“Só quem vota poderá legitimamente exigir o melhor do próximo Governo”

O Presidente da República faz um apelo ao voto. Na mensagem eleitoral, Cavaco Silva deixou um aviso aos portugueses: só tem legitimidade para criticar o próximo Governo quem exercer o direito de voto.

Na sua tradicional mensagem no dia de reflexão, Cavaco Silva fez um  forte apelo ao voto nas legislativas de domingo e condenou a opção pela  abstenção, argumentando que “se abdicarem de votar, não têm depois autoridade  para criticar as políticas públicas”.

“O facto de as eleições terem lugar num tempo de sacrifícios e de grandes  interrogações quanto ao futuro é uma razão acrescida para que cada um manifeste  a sua vontade e diga quem deve assumir a responsabilidade de governar”,  exortou Cavaco Silva, considerando que a grave situação do país “faz com  que as eleições de amanhã  domingo sejam particularmente decisivas”.

Assim, o Presidente da República defende que o Governo que resultar  das eleições terá “a responsabilidade de honrar os compromissos assumidos”  no âmbito do programa de ajuda externa.

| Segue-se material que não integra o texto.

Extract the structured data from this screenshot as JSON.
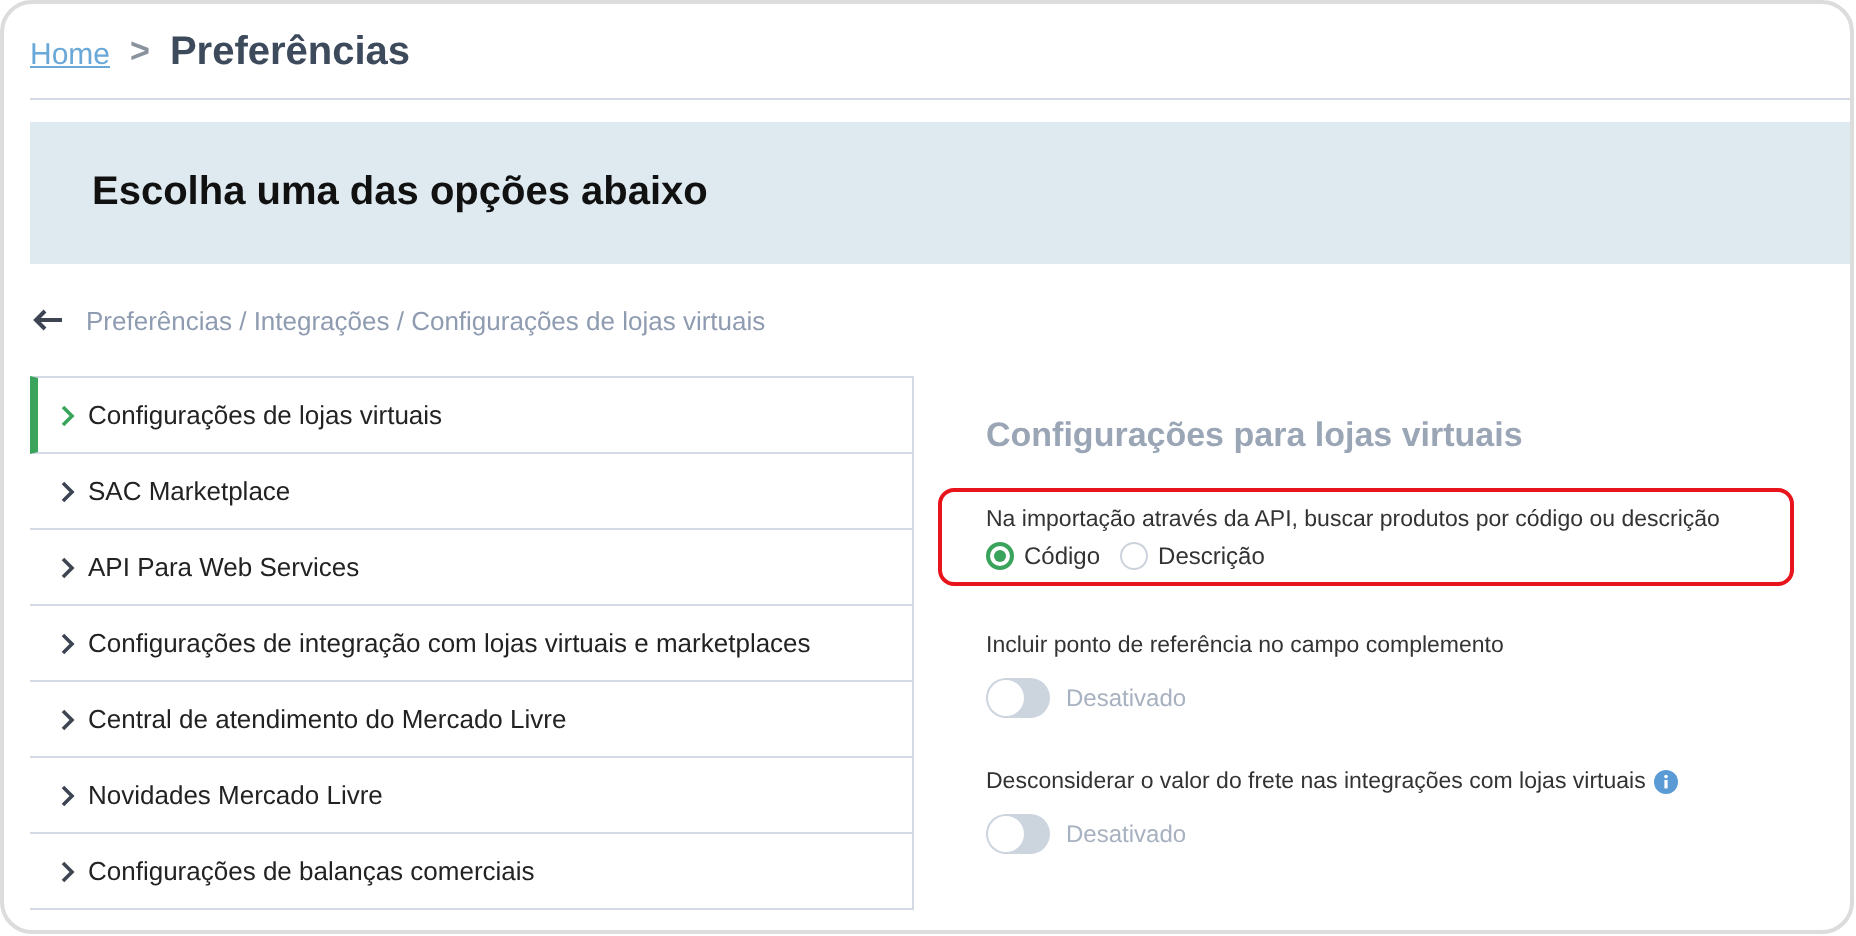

No entanto, advertiu, “ao contrário do que por vezes se diz”, a ação  do próximo Executivo não vai estar “limitada ao cumprimento do memorando  de entendimento” acordado com as instituições internacionais.

Tal como já tinha assinalado na mensagem que dirigiu ao país a propósito  do acordo de ajuda externa, em maio, Cavaco Silva reiterou que “o novo Governo  terá muito mais para decidir e fazer, de modo a garantir a justiça social,  o crescimento da economia e o combate ao desemprego”.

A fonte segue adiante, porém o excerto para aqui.